Andrea Rossi, intervista a Vandana Shiva 14/8/2009, 14 agosto 2009
L’AGRICOLTURA INTENSIVA STA UCCIDENDO IL PAESE
Vandana Shiva è a Delhi, epicentro dell’emergenza idrica che sta colpendo l’India. Originaria di Dehradun, 57 anni, una vita spesa a difesa dell’agricoltura tradizionale e dei contadini contro quella che lei definisce «biopirateria», nel 1993 ha vinto il Right Livelihood Award e oggi è vicepresidente di Slow Food International.
D Un satellite della Nasa ha scoperto che un quarto dell’India è a corto di riserve d’acqua.
R « una sottostima. Almeno i due terzi degli indiani convivono con una profonda crisi idrica. Oltre alle regioni del Nord-Ovest l’intero bacino del Gange, dove vive metà della popolazione, è in ginocchio».
Secondo il governo è colpa delle piogge scarse di quest’anno. E’ così?
«Le piogge monsoniche attese a giugno sono arrivate in ritardo e sono state flebili. La mancanza d’acqua ha provocato una penuria di cibo: nelle campagne si è raccolto il cinquanta per cento di riso in meno del previsto. Ma la colpa non è delle piogge».
E di che cosa?
«Le cause di questa crisi stanno a monte: il nostro sistema di produzione agricola è insostenibile».
Perché?
«L’agricoltura intensiva, a parità di raccolto, richiede una quantità d’acqua dieci volte superiore rispetto all’agricoltura tradizionale. Ogni anno il 75 per cento della nostra acqua, 536 miliardi di litri, viene utilizzato per irrigare i campi. Quindici anni di colture intensive hanno saccheggiato le falde».
E la penuria di piogge di quest’anno ha peggiorato la situazione?
«I contadini, visto il ritardo delle precipitazioni monsoniche (che si ripeterà, perché è conseguenza del riscaldamento globale), hanno sfruttato fino allo stremo le falde per cercare di mantenere i livelli di produzione. E le stanno prosciugando: Punjab, Rajastan, Haryaba e Delhi stanno usando il 30 per cento delle risorse idriche in più rispetto alle stime del governo indiano».
Che conseguenze porterà il calo del raccolto sulla popolazione?
«Tre contadini su quattro, quest’anno, non avranno cibo. Il governo si sta mobilitando per garantire le condizioni minime di sopravvivenza, ma non basterà».
Perché?
«Oltre al raccolto dimezzato scarseggiano le sementi. I contadini hanno piantato i semi a giugno e li hanno persi. Li hanno ripiantati a luglio e li hanno di nuovo persi. Significa che quest’anno non avranno cibo e rischiano di non averne nemmeno l’anno prossimo».

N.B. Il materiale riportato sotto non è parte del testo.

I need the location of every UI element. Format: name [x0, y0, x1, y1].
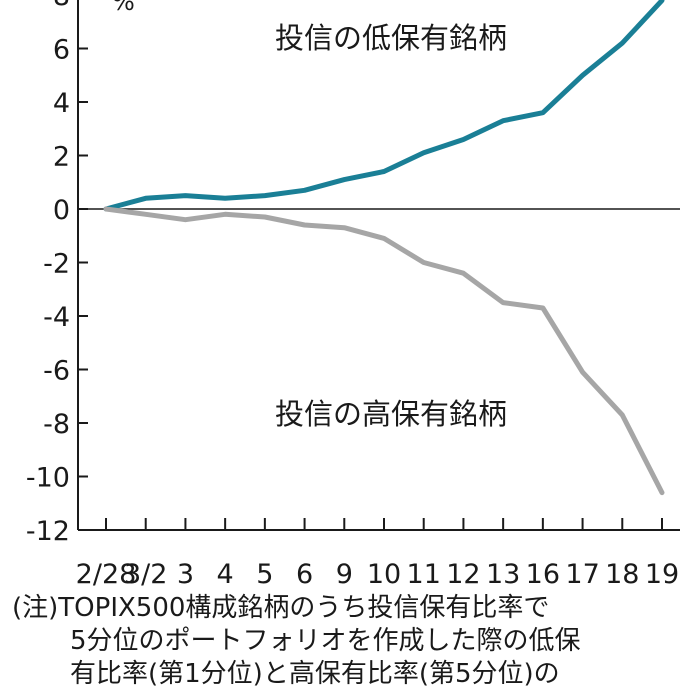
y-tick-label: -2: [43, 249, 70, 280]
x-axis: 2/283/2 3 4 5 6 9 10 11 12 13 16 17 18 19: [76, 518, 680, 590]
y-tick-label: 8: [53, 0, 70, 12]
x-tick-label: 3: [177, 559, 194, 590]
footnote-line-3: 有比率(第1分位)と高保有比率(第5分位)の: [70, 659, 560, 689]
x-tick-label: 13: [486, 559, 520, 590]
y-tick-label: -6: [43, 356, 70, 387]
series-lines: [103, 0, 665, 496]
y-axis: 8 6 4 2 0 -2 -4 -6 -8 -10 -12: [26, 0, 680, 547]
x-tick-label: 10: [367, 559, 401, 590]
y-tick-label: -10: [26, 463, 70, 494]
series-line-low: [103, 0, 665, 212]
x-tick-label: 4: [217, 559, 234, 590]
footnote-line-2: 5分位のポートフォリオを作成した際の低保: [70, 626, 581, 656]
x-tick-label: 16: [526, 559, 560, 590]
x-tick-label: 3/2: [124, 559, 167, 590]
footnote-line-1: (注)TOPIX500構成銘柄のうち投信保有比率で: [12, 593, 550, 623]
series-line-high: [103, 206, 665, 496]
series-label-high: 投信の高保有銘柄: [275, 397, 507, 431]
x-tick-label: 19: [645, 559, 679, 590]
y-tick-label: 6: [53, 35, 70, 66]
series-label-low: 投信の低保有銘柄: [275, 21, 507, 55]
x-tick-label: 9: [336, 559, 353, 590]
x-tick-label: 6: [296, 559, 313, 590]
y-tick-label: -4: [43, 302, 70, 333]
y-tick-label: 0: [53, 195, 70, 226]
x-tick-label: 5: [256, 559, 273, 590]
x-tick-label: 18: [605, 559, 639, 590]
y-tick-label: 4: [53, 88, 70, 119]
y-tick-label: -8: [43, 409, 70, 440]
y-tick-label: -12: [26, 516, 70, 547]
x-tick-label: 11: [407, 559, 441, 590]
y-tick-label: 2: [53, 142, 70, 173]
footnote: (注)TOPIX500構成銘柄のうち投信保有比率で 5分位のポートフォリオを作成…: [12, 592, 696, 691]
x-tick-label: 12: [446, 559, 480, 590]
x-tick-label: 2/28: [76, 559, 137, 590]
unit-label: %: [112, 0, 135, 16]
x-tick-label: 17: [565, 559, 599, 590]
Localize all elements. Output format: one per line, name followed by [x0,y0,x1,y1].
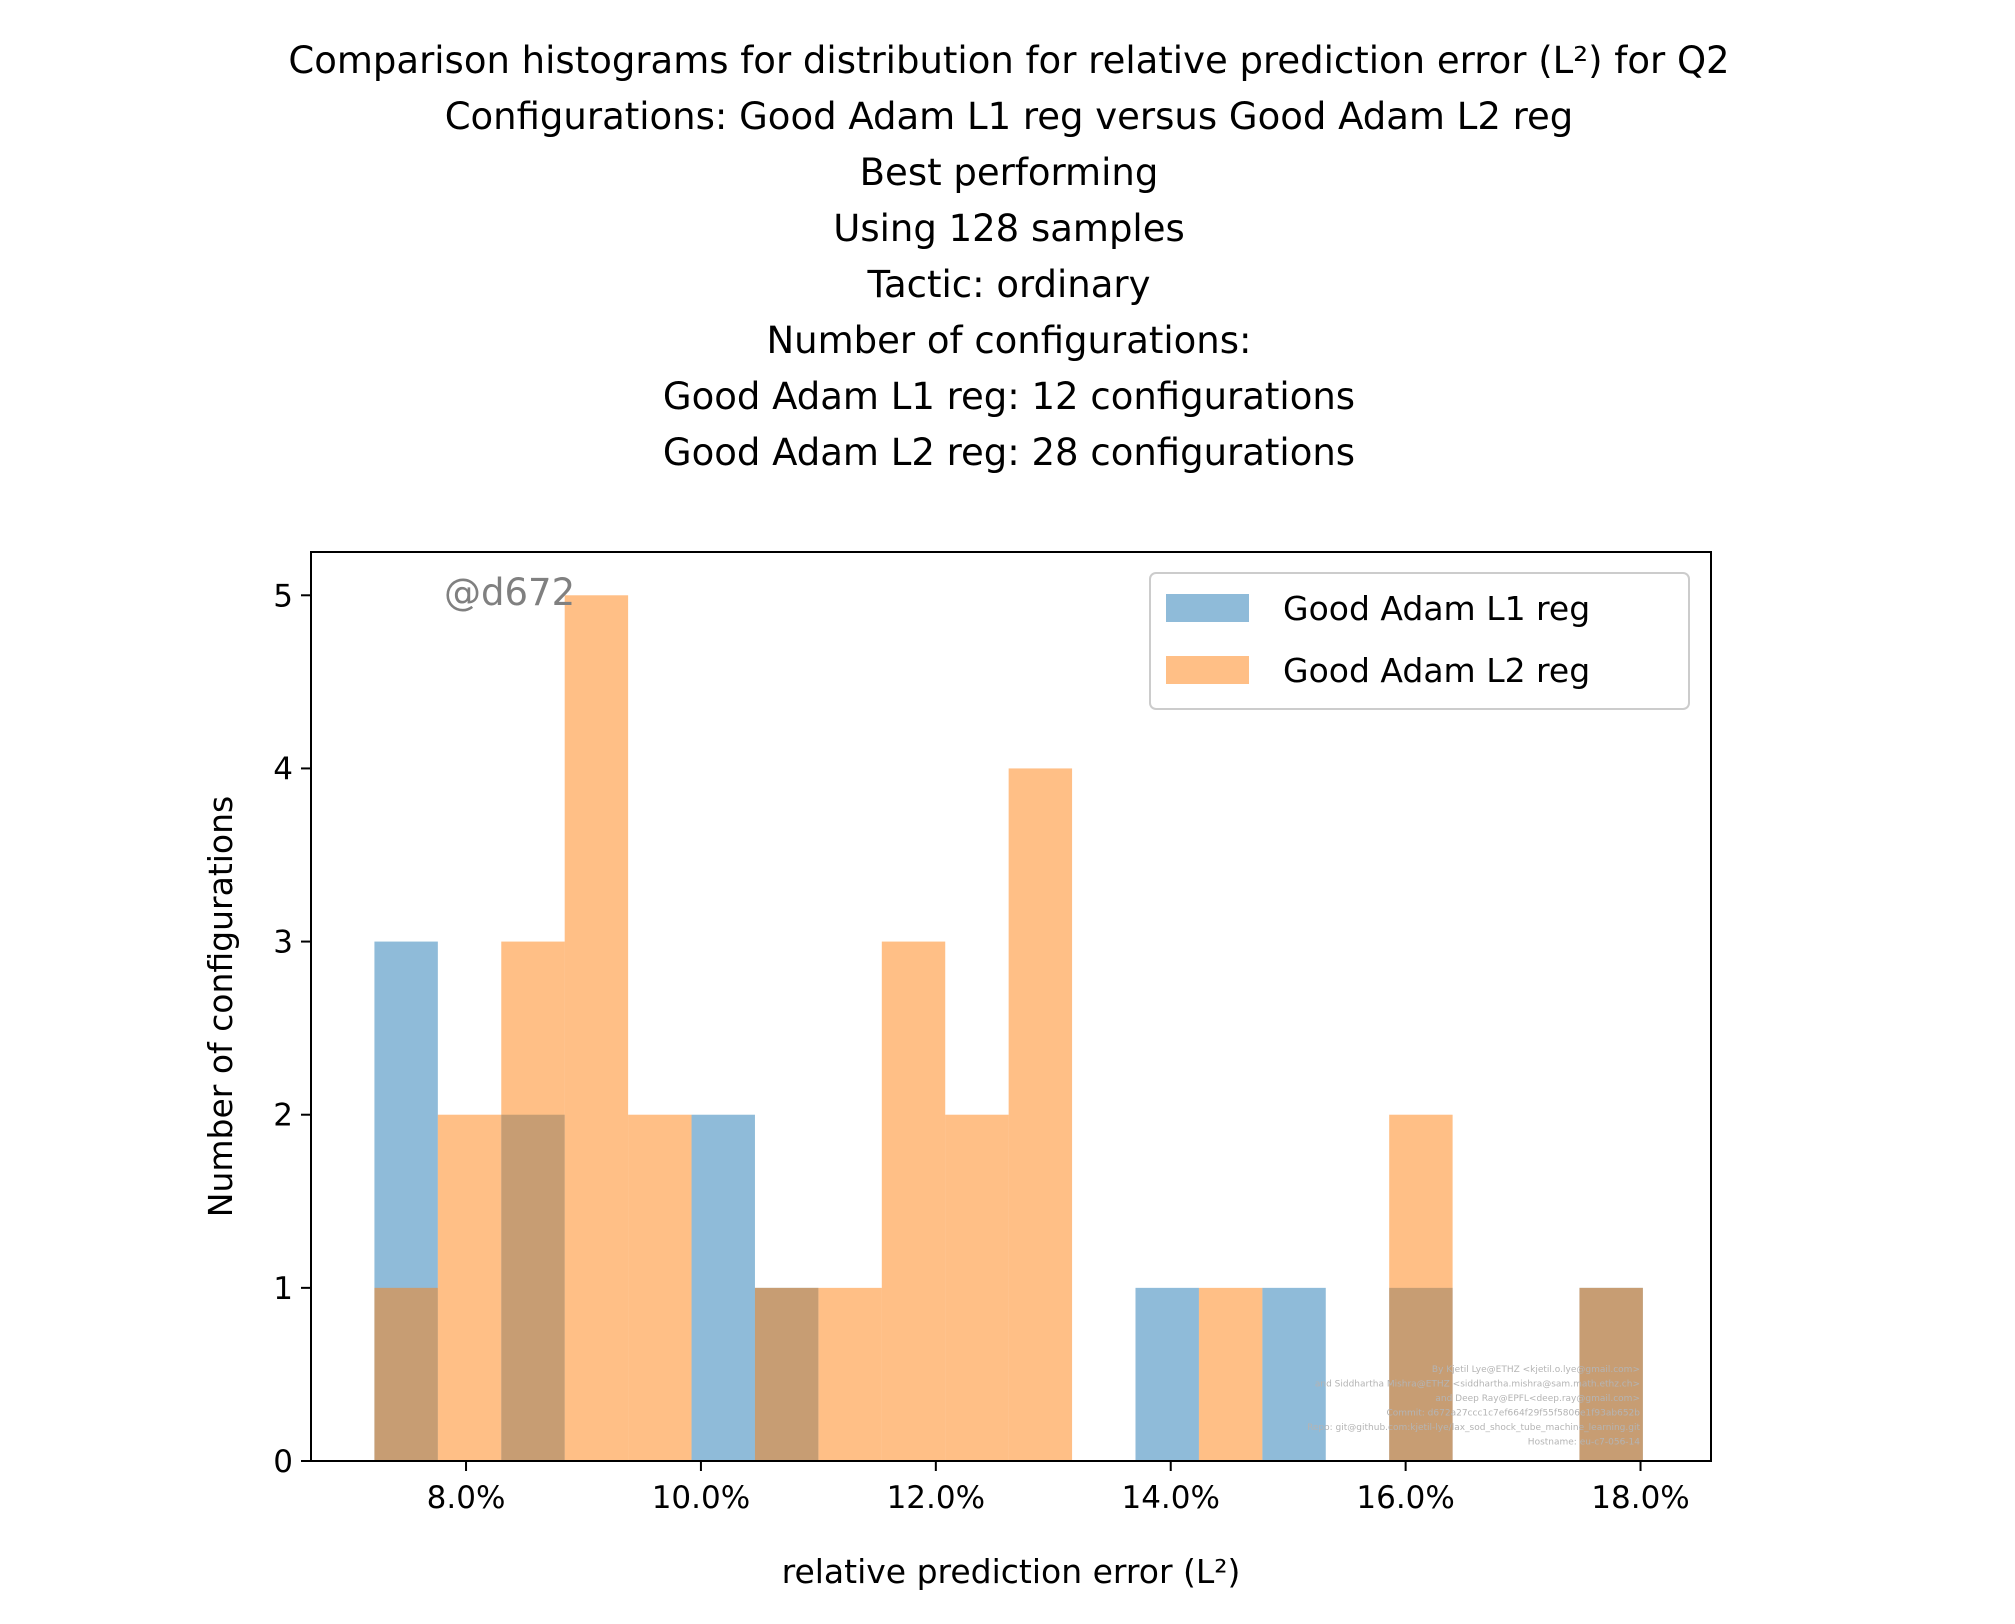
histogram-bar-series-2 [437,1114,502,1461]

C’è una soluzione a breve termine?
«Potrebbero abbandonare il riso e decidere di coltivare mais o sorgo, che richiedono meno acqua. Ma non lo faranno, perché la politica del governo indiano è promuovere le piantagioni di riso. Resterebbero senza sovvenzioni e senza acquirenti. La verità è che si deve arginare lo sfruttamento intensivo dei suoli. Il guaio, però, è che quest’emergenza, che rischia di trasformarsi in crisi cronica, fa comodo a molti».
Cioè?
«L’acqua si sta privatizzando nel silenzio dei governi. Se diventa una risorsa scarsa chi la controlla può moltiplicare i profitti. Con il cibo accade lo stesso: se scarseggia il prezzo cresce. quel che sta accadendo in India».
Con quali effetti sulla popolazione?
«Eravamo un Paese autosufficiente, riuscivamo a nutrire il nostro popolo grazie a un sistema di distribuzione all’avanguardia e a una politica che metteva il cibo al primo posto. Oggi l’India ha il Pil in crescita del 9-10 per cento l’anno e un’agricoltura intensiva, eppure la metà dei bambini ha problemi di malnutrizione. La mancanza di cibo causa il 50 per cento delle morti nei bimbi entro i cinque anni. Parliamo di un milione di persone ogni anno.